EDIT: But, of course, if you know where to look at, it's easier to find things, so a small help from a server in a form of ready made safety proofs would apply.

### Not tamper proof?

So I can still change any variable of a given type to another variable of the same type, so for example I could change the code to decrement player lives by one, to instead decrement their score by one, making a big difference to the behaviour of the code.

This mechanism seems great for preventing privilege escalation type attacks on code by prevrnting certain kinds of undefined behaviour, but it is not tamper proof.

### What does tamper-proof mean?

So I can still change any variable of a given type to another variable of the same type, so for example I could change the code to decrement player lives by one, to instead decrement their score by one, making a big difference to the behaviour of the code.

A type check will also not detect this sort of change, and tamper-proof code only prevents tampering that your type checker can prevent. That is, tamper-proof code can only express the subset of legal programs in your language. That's what tamper-proof means here.

### Overstating their claims

Seeing as the common definition of "Tamper Proof" is "made so that it cannot be interfered with or changed." by redefining it to mean it does not actually prevent changes, but only certain qualified changes seems to be a problem to me.

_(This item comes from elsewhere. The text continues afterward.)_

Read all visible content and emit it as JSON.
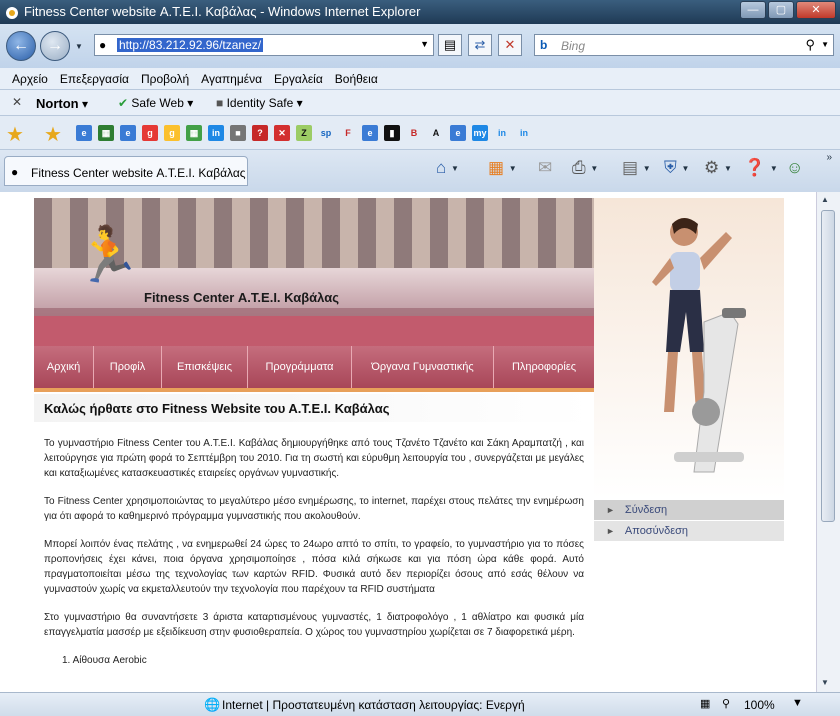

### I think you're reading too

I think you're reading too much into my comments rather than the paper's claims. I call it tamper proof code as a shorthand, they refer to tamper-proof annotations with a binary encoding that ensures only legal programs can be represented. A bit of a mouthful, hence the shorthand, but the annotations truly are tamper proof. I recommend the papers if you haven't read them.

### Annotations

You are right, tamper proof annotations sounds more reasonable.

### O(N)

Edit: Hmm, I just realized that a system with a trivial type system (i.e. everything is well-typed) would be checkable in O(1) time. So it seems I haven't formulated my question correctly...

Indeed. More generally, the proof is a typing derivation (or annotated program) which in non-syntax-directed type systems might be much larger than the original source. Thus your "N" is not necessarily the size of the program as the user typed it.

It is also true that some type systems admit distinct formulations that are equivalent from the point of view of provability but differ in terms of the amount of information needed to reconstruct the derivation. I believe that bidirectional type checking gives concrete instances of such formulations when applied to rich type systems, but I'm no expert.